Help me please. Thanks for your attention and your help.
My attemp is: from $n = 80$ respondents, against the sales of the government have been declared $m = 23$, for this the possibility of a person accidentally of the President will be against the decisions of the government is $\widehat p=\frac{m}{n}=\frac{23}{80}.$ Since, $n\widehat p=23\geq 10 $ and $n(1-\widehat p)=57\geq 10$ qe find the confidence interval we get the formula:
$$(\widehat p+z_{\frac{\alpha}{2}}\sqrt\frac{\widehat p(1-\widehat p)}{n},\widehat p+z_{\frac{\alpha}{2}}\sqrt\frac{\widehat p(1-\widehat p)}{n})$$
Then $1-\alpha=0.95\rightarrow \alpha =0.25$ and $1-\frac{\alpha}{2}=0.975.$
The probability $0.975$ corresponds to the $z$-value $1.96$, therefore $z_{\frac{\alpha}{2}}=z_{0.025}=1.96$.

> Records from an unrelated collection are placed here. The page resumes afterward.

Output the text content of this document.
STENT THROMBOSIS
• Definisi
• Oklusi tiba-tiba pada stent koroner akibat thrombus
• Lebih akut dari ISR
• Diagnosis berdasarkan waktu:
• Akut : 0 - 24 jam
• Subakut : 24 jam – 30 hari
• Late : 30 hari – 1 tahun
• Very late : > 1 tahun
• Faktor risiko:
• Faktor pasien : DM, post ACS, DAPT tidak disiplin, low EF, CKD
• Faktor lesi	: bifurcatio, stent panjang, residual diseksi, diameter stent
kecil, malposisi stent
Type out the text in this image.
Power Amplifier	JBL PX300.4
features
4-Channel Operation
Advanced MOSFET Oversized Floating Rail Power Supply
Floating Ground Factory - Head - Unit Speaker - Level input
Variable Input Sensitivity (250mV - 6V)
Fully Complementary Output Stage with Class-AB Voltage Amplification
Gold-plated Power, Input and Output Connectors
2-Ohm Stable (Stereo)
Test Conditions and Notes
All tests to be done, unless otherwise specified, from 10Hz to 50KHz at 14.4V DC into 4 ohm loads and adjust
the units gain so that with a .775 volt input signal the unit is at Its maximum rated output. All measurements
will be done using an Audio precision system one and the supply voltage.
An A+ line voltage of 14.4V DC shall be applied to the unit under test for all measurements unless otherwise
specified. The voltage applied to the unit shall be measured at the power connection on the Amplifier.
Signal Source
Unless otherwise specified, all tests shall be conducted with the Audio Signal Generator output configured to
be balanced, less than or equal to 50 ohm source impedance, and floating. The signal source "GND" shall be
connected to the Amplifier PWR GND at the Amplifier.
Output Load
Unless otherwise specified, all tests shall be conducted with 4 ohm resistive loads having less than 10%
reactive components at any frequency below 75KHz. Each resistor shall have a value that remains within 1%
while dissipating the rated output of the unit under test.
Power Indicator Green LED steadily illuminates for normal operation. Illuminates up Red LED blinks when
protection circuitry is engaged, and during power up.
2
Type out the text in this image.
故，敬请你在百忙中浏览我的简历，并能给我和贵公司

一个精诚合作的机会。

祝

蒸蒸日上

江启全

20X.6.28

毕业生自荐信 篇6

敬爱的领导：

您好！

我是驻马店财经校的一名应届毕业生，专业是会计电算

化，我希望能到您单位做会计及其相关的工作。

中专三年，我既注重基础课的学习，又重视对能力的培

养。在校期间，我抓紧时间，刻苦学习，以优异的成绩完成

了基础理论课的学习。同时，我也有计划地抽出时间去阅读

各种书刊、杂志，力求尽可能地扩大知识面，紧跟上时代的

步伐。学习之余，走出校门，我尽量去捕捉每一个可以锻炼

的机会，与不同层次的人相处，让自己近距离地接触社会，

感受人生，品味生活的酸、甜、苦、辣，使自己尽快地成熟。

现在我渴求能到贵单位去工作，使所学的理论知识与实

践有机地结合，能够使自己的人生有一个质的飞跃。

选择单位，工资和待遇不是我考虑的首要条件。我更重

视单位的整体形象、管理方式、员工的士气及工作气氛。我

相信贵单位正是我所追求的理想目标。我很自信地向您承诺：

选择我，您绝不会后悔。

I didnt know it is correct.
Unclear and confused terminology aside, the Wald-type confidence interval for a binomial proportion is given by $$\left( \hat p - z_{\alpha/2}^* \sqrt{\frac{\hat p(1-\hat p)}{n}}, \hat p + z_{\alpha/2}^* \sqrt{\frac{\hat p(1-\hat p)}{n}}\right),$$ where $\hat p = x/n$ is the observed proportion in the sample, $n$ is the sample size, $x$ is the observed number of events of interest, and $z_{\alpha/2}^*$ is the upper $\alpha/2$ quantile of the standard normal distribution, i.e. it is the number such that $$\Pr[Z > z_{\alpha/2}^*] = \alpha/2$$ where $Z \sim \operatorname{Normal}(0,1)$. For a confidence level of $95\%$, this corresponds to $\alpha = 0.05$, hence $$z_{0.025}^* \approx 1.96.$$ The observed proportion, or point estimate, is $$\hat p = \frac{23}{80} = 0.2875.$$ We compute the standard error $$SE = \sqrt{\frac{\hat p (1-\hat p)}{n}} = \sqrt{\frac{(0.2875)(1 - 0.2875)}{80}} \approx 0.0506018.$$ The margin of error is therefore $$ME = z_{\alpha/2}^* SE \approx (1.96)(0.0506018) \approx 0.0991778.$$ The lower confidence limit is $$LCL = \hat p - ME \approx 0.2875 - 0.0991778 \approx 0.188322,$$ and the upper confidence limit is $$UCL = \hat p + ME \approx 0.386678.$$ Consequently, our Wald-type interval estimate for the true proportion of respondents who are against going to a concert is $$(0.188322, 0.386678)$$ for a $95\%$ confidence level. This is not the only possible estimate; the Clopper-Pearson or Wilson score intervals are also computable and give slightly different estimates.